Löwentanz für den islamischen Regierungschef: Hadi, auf Goodwill-Reise durch seinen Staat, umwirbt Angehörige der chinesischen Minderheit in Terengganu mit demonstrativen Zeichen der Toleranz. Die chinesische Minderheit nämlich hat Angst vor den Plänen der PAS. Zwar soll das islamische Recht nur für Moslems gelten, aber schon heute sind Nachtclubs und Spielcasinos generell verboten, Alkohol-Ausschank eingeschränkt. Um die Minderheiten und auch die gemäßigten Moslems im Land nicht zu verschrecken, hat die PAS die Sharia-Einführung erst einmal vertagt. Stattdessen: Geschenke zum chinesischen Neujahrsfest.

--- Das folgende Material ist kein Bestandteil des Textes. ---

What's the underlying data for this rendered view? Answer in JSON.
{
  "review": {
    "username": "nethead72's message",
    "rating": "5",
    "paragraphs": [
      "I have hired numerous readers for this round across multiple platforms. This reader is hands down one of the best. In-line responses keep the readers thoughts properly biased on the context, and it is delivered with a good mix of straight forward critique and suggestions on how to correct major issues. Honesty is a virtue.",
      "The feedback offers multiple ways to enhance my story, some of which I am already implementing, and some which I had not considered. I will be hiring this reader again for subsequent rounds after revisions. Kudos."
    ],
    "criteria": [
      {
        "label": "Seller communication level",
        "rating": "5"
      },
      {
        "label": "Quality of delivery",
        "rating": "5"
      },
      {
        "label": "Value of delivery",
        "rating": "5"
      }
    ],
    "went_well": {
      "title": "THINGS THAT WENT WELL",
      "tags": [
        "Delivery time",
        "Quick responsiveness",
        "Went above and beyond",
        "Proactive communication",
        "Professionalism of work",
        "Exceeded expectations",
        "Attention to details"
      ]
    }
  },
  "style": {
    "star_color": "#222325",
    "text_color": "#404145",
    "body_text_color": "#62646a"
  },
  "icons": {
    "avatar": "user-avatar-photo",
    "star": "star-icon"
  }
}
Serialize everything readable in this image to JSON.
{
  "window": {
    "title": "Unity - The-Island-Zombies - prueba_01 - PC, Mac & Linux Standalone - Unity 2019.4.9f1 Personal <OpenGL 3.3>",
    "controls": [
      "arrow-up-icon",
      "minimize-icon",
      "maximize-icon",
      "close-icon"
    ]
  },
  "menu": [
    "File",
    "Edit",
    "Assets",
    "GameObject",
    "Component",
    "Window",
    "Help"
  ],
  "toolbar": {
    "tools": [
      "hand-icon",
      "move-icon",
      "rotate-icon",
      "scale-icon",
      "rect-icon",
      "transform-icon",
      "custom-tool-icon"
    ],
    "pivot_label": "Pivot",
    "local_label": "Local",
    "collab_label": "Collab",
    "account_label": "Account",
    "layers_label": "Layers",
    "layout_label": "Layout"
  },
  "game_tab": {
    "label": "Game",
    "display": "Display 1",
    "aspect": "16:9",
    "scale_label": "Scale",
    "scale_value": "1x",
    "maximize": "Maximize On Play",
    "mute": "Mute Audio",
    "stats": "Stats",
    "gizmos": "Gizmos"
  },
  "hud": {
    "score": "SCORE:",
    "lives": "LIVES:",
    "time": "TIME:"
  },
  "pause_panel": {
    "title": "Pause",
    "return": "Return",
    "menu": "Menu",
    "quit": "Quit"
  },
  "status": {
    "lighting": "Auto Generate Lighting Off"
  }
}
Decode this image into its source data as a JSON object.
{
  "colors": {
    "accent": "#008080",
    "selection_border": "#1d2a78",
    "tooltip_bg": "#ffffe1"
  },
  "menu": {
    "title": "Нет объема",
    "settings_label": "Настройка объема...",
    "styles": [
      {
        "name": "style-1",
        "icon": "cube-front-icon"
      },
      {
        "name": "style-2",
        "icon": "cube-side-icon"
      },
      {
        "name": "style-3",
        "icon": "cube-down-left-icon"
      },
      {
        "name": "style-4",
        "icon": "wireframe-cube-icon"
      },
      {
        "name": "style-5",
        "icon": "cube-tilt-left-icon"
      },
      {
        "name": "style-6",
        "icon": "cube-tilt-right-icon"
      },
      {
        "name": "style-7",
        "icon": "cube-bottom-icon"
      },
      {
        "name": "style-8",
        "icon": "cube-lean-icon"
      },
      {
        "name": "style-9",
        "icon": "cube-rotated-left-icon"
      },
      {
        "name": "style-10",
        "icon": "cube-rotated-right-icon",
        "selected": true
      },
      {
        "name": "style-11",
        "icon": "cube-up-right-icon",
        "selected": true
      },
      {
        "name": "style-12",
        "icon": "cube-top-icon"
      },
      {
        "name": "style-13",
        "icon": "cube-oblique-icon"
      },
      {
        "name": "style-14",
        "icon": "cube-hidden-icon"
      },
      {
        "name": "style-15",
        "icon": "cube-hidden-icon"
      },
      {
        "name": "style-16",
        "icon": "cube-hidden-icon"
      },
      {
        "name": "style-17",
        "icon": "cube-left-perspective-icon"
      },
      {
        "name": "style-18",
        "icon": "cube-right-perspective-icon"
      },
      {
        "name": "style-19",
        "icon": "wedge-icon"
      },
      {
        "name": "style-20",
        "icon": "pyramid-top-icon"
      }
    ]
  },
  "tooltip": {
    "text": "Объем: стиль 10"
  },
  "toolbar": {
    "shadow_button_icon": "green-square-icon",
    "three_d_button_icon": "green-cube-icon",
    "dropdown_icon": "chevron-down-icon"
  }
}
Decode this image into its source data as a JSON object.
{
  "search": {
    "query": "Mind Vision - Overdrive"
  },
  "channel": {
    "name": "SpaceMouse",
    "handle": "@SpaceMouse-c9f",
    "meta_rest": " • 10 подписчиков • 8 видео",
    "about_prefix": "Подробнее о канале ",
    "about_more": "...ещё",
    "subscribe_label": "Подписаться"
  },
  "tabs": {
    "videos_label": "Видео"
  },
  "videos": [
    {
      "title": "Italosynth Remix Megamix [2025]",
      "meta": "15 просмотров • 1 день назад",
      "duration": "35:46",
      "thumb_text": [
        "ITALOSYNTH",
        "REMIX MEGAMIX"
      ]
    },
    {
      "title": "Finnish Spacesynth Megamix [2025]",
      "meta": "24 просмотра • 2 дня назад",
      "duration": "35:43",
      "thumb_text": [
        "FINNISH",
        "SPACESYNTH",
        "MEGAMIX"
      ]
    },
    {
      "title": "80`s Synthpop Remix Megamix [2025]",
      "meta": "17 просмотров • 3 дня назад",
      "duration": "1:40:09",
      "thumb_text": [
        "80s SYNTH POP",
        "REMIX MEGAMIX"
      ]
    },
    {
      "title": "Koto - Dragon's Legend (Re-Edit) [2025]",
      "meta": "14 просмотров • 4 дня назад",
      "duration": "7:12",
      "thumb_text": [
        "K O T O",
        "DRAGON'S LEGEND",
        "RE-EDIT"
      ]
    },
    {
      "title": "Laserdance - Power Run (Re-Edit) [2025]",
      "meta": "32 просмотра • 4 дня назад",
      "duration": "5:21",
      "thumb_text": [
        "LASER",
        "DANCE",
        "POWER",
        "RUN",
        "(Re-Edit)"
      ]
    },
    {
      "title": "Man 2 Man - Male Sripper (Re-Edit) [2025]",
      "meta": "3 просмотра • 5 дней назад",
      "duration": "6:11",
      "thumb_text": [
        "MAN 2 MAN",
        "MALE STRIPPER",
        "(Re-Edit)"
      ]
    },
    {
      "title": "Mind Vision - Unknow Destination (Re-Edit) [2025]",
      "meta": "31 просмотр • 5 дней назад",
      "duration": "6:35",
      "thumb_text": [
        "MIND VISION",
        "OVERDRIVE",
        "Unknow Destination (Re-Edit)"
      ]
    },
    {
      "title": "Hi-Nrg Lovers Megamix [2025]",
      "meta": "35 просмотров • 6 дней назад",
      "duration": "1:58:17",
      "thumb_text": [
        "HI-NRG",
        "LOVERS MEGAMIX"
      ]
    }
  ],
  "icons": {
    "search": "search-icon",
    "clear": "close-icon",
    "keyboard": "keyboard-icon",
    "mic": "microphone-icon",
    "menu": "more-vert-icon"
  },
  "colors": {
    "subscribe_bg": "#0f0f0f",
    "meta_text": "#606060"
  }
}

Ein paar hundert Kilometer weiter südlich, in der Hauptstadt Kuala Lumpur findet man ein ganz anderes Malaysia. Hier gehen viele, aber längst nicht alle Moslem-Frauen verschleiert. Chinesen und Inder, meist Christen, Hindu oder Buddhisten, stellen ein gutes Drittel der Bevölkerung. Wenn die PAS hier gewählt werden will, muss sie sich gemäßigt geben. Hand auf zum Gebet: Seit über zwanzig Jahren führt Mahatir Mohammad die Zentralregierung von Malaysia. Vor dieser Diskussion mit dem Premierminister betet der ganze Saal. Selbst der Mann an der live-Kamera. Auch in der Hauptstadt haben islamische Frömmigkeit und Fundamentalismus mehr und mehr Zulauf.
Für Mahatir bedeutet das - in Umkehrung der PAS-Taktik - dass er sich immer "islamischer" präsentieren muss, um moslemische Wähler zu halten. Das neue Regierungsviertel von Kuala Lumpur bietet eine Mischung aus Religiosität und Größenwahn. Hier versucht Mahatir seine Vision des modernen Malaysia darzustellen. Tatsächlich kann sein Land zu weiten Teilen als gelungenes Entwicklungsmodell gelten. Gleichzeitig trägt die Herrschaft des "Doktor M." wie man ihn hier nennt, durchaus autokratische Züge. Er hat lange nicht nur die islamischen Fundamentalisten in Schach gehalten, sondern auch die Ansätze einer liberalen Opposition im Land unterdrückt. Im Herbst wird er abtreten.
Zurück in Terengganu. Der geistliche Regierungschef hat seine Predigt beendet. Für ihn ist Mahatir nicht nur ein politischer Gegner, sondern grundsätzlich ein "Feind des Islam". Die fundamentalistische PAS des Hadi Awang ist die einzige gut organisierte und große Oppositionspartei gegen die herrschende autokratische Zentralregierung. Eine dritte Kraft ist nicht in Sicht. Das ist die politische Tragik Malaysias.